Sachant cela, il n’est pas difficile de comprendre pourquoi nous n’avons jamais vu de disque dur tourner à plus de 15 000 tr/min. Des rumeurs ont couru que Western Digital travaillait sur un modèle à 20 000 tr/min en 2008, mais ce projet ne s’est jamais concrétisé. Les fabricants ont amélioré les matériaux des plateaux et imaginé des solutions pour réduire les turbulences à l’intérieur des disques. Les canaux sont renforcés pour permettre le transfert d’un plus grand volume de données par seconde.
Pourtant, à un moment donné, c’est l’aspect pratique qui prend le dessus. Il faut bien accepter les limitations. (Dans le même ordre d’idée, les tentatives de commercialiser des minidisques mesurant moins d’un pouce de diamètre il y a une dizaine d’années ont fait long feu car les compromis nécessaires n’en valaient pas la peine.)
Qu’est-ce que cela implique pour les disques durs sur le long terme ?
Ce n’est pas de bon augure.
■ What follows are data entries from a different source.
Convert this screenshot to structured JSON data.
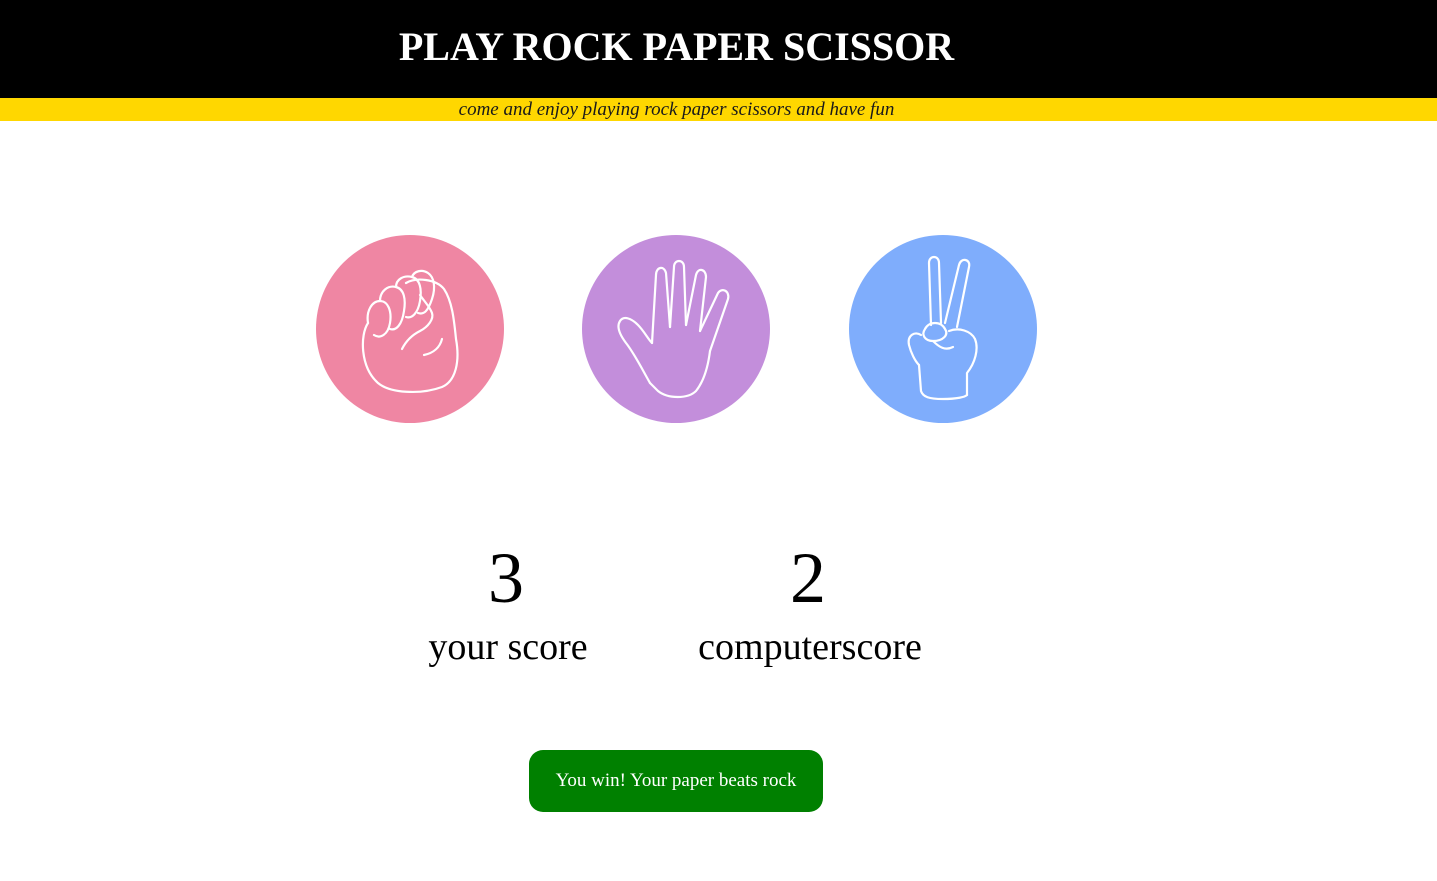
{
  "header": {
    "title": "PLAY ROCK PAPER SCISSOR",
    "tagline": "come and enjoy playing rock paper scissors and have fun"
  },
  "choices": [
    {
      "id": "rock",
      "icon": "fist-icon",
      "color": "#ef86a3"
    },
    {
      "id": "paper",
      "icon": "open-hand-icon",
      "color": "#c38edb"
    },
    {
      "id": "scissors",
      "icon": "peace-hand-icon",
      "color": "#7fadfc"
    }
  ],
  "scoreboard": {
    "user": {
      "value": "3",
      "label": "your score"
    },
    "computer": {
      "value": "2",
      "label": "computerscore"
    }
  },
  "result": {
    "message": "You win! Your paper beats rock",
    "color": "#008000"
  },
  "colors": {
    "header_bg": "#000000",
    "tagline_bg": "#ffd700",
    "page_bg": "#ffffff"
  }
}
Nous entrons dans une ère où l’accès aux données est absolument critique et où la construction de data centers et d’infrastructures informatiques, indispensables pour suivre le volume et la rythme de l’information, devient plus complexe chaque jour. Pensez donc : YouTube n’a pas vu le jour avant 2005, soit cinq ans après que les disques durs ont atteint leur vitesse limite. Or le site reçoit aujourd’hui environ 72 heures de contenu à la minute. Le concept de Big Data en est à ses balbutiements. L’information doit aller plus vite que les moteurs. La mémoire flash, qui offre une vitesse et un débit supérieurs en consommant beaucoup moins d’énergie, remédie déjà au problème dans les data centers hautes performances. Elle est appelée à se répandre sur le marché.
Les exploitants de data centers ont essayé de passer outre certains des inconvénients des disques en stockant les informations à la périphérie du plateau, plus facilement accessible, mais le besoin de vitesse finit toujours par ressortir. Ainsi, les colis qui étaient naguère transportés par voie maritime et ferroviaire le sont désormais par FedEx.
Les disques durs ne vont pas disparaître. Ils ont encore de beaux jours devant eux pour prendre en charge des tâches critiques dans le cadre de l’économie numérique. Simplement, ils ne constitueront pas la voie rapide.